Pollock-Krasner House, view from studio
The shingle-style house is set just off the road, and backs onto a salt marsh that runs into Accabonac Creek. Jackson and a friend collected several boulders and piled them into a circular mound to the side of the back porch. A few trees nearby look like bodies frozen in place, and the scene has the feel of some archetypal stage. It is the kind of place where there is a presence; where there is the weight of something having happened.
There is no doubt that the work of Jackson Pollock served to completely shift the course of modern art, creating a completely new language. We went into his studio – a converted barn to the left of the house -- where he painted from 1947-1956, and saw on the floor drips, splotches, and pools that were recognizable. We saw marks that were the residue from some of his most important paintings: Autumn Rhythm, Convergence, Blue Poles.
Pollock-Krasner studio
Jackson used enamel house paint for his canvases, along with sand, broken glass, and wood scraps. His paintings were fueled by excesses of feeling to make visible energy and motion. Emotion + the will + energy + motion = life. Life is the artifact. The studio floor is covered with evidence of this alchemy, his actions moving outside the frame of the canvas to the architecture and beyond.

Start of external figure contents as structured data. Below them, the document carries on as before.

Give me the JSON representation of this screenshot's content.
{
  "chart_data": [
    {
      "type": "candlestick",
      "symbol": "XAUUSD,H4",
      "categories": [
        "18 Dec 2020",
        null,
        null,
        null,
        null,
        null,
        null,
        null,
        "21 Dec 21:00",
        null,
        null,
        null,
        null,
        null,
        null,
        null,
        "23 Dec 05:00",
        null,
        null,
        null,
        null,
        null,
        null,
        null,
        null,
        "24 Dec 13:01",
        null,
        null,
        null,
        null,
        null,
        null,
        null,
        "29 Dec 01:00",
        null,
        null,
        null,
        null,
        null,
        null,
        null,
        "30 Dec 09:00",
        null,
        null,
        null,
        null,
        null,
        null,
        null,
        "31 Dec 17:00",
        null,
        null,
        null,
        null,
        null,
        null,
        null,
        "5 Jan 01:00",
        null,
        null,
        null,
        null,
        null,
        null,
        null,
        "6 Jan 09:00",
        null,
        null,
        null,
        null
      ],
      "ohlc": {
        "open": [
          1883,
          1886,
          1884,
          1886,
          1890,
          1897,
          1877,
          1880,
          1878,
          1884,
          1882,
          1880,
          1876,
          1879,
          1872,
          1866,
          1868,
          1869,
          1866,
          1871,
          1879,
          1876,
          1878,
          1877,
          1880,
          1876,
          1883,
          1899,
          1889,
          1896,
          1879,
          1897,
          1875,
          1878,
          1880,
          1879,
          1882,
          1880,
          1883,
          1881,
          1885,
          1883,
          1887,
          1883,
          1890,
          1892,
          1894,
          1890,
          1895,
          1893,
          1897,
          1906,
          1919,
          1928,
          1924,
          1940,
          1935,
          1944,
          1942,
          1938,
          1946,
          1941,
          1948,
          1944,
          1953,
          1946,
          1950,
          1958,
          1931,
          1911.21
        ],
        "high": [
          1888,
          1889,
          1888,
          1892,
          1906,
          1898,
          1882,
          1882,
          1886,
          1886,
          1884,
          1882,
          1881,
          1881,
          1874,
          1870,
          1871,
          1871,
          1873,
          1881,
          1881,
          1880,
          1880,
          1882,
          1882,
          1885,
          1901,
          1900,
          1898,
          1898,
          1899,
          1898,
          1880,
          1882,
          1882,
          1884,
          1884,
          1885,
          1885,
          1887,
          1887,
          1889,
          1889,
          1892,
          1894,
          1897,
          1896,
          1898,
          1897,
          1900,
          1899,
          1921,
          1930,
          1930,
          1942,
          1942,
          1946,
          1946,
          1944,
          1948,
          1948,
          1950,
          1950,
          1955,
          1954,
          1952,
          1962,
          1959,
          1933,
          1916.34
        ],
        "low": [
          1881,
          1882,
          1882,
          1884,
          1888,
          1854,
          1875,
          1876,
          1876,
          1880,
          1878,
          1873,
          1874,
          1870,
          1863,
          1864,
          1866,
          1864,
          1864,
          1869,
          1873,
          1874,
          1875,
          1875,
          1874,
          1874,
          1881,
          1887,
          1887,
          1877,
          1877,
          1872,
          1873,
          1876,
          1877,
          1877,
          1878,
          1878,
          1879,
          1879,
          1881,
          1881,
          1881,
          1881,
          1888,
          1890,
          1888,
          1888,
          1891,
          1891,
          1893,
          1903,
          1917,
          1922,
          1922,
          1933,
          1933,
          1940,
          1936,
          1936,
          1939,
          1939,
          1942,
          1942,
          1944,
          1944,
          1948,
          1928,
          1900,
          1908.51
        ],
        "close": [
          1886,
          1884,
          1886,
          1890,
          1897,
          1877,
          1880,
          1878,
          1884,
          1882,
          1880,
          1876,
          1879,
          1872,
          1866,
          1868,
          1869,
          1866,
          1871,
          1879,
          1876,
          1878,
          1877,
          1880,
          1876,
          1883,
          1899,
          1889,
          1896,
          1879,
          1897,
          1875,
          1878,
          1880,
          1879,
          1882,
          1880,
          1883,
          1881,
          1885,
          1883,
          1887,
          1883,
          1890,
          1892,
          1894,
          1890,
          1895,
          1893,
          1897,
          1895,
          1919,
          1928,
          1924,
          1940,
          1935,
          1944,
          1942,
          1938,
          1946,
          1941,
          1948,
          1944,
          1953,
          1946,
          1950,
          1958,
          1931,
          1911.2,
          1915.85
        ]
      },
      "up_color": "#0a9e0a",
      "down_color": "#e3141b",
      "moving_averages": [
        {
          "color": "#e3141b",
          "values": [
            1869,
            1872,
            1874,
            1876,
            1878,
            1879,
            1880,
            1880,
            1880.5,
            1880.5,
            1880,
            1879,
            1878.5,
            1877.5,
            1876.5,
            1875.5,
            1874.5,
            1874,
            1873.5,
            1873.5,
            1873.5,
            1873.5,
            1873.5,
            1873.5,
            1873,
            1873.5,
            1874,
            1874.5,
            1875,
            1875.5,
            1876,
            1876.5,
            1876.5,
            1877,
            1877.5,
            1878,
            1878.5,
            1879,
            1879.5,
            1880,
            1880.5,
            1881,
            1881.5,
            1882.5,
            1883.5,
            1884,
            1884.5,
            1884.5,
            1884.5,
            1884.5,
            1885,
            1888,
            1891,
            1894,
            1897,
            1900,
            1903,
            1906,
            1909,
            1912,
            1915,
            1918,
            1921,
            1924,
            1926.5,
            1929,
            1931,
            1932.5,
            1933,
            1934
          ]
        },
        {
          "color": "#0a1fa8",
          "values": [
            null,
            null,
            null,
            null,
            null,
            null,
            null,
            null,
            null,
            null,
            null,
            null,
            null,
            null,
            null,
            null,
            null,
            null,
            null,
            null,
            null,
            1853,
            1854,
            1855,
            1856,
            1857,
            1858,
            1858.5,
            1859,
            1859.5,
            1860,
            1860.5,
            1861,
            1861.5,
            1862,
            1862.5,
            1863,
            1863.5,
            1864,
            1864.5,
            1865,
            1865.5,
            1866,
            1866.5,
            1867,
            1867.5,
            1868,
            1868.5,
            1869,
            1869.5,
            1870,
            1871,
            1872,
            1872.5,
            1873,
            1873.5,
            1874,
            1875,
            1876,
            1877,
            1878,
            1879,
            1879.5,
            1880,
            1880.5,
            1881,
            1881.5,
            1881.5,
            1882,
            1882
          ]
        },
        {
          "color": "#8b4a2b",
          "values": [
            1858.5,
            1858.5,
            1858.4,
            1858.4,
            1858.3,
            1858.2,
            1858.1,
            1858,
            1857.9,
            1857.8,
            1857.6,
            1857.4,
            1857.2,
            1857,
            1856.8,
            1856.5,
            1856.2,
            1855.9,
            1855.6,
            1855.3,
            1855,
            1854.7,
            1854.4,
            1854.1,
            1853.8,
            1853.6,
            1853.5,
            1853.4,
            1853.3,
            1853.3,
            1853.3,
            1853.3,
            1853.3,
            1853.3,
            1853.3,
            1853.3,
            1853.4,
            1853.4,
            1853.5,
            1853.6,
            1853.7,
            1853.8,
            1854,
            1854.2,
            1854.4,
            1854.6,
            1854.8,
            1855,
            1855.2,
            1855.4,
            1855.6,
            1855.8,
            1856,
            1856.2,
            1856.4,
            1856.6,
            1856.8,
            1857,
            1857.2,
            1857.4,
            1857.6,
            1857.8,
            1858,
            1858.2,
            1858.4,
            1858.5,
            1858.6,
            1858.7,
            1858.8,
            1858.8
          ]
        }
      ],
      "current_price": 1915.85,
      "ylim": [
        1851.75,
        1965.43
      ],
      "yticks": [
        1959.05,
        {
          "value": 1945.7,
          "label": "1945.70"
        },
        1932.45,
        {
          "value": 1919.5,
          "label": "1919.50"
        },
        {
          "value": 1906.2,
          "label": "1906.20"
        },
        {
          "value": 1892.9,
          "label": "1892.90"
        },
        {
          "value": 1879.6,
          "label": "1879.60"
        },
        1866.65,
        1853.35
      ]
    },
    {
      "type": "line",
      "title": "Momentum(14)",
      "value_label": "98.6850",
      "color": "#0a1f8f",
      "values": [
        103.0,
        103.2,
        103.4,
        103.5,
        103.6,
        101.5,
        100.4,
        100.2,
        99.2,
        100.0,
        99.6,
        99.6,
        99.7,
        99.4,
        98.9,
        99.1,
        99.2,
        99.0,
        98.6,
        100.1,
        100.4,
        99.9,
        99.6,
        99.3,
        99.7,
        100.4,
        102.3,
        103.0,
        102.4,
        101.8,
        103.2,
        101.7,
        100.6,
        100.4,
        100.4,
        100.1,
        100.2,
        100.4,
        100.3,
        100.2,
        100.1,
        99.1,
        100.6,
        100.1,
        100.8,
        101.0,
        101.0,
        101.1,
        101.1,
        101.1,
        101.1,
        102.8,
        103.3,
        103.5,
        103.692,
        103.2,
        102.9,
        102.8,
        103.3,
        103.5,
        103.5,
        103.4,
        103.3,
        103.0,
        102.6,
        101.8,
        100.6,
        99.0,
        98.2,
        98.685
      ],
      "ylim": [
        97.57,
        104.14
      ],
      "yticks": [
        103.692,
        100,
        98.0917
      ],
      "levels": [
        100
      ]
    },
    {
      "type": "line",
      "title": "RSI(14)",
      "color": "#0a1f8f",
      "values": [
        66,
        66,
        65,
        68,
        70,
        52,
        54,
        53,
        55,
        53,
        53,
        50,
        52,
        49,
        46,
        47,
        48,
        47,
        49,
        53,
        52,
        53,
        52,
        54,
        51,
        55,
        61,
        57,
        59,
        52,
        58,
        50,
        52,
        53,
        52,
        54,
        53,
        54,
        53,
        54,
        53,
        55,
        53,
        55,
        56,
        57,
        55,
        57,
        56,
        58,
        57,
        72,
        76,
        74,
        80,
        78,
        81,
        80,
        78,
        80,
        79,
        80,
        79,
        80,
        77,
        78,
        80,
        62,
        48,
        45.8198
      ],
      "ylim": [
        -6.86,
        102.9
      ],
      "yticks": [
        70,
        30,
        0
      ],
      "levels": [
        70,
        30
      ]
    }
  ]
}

Pollock studio floor detail
After his death in 1956, Lee moved her studio from the small second bedroom in the house to the barn. She eventually put heating in so she could work all year round. Unlike Jackson who unrolled his canvases on the floor to work, Lee hung hers on the walls. Traces of her work are left there for the visitor to see. While Jackson poured paint from cans, or squirt it out of turkey basters, or imprinted it with his hands or feet, Lee used brushes and gestures to mediate between the spirit and its expression.
Standing on the back porch, looking at the mound of rocks, the marsh, the circling forest, I could feel how a soul could be lit in this place night after night, and how the human drama of two artists trying to define their lives could play itself out before an audience of stars.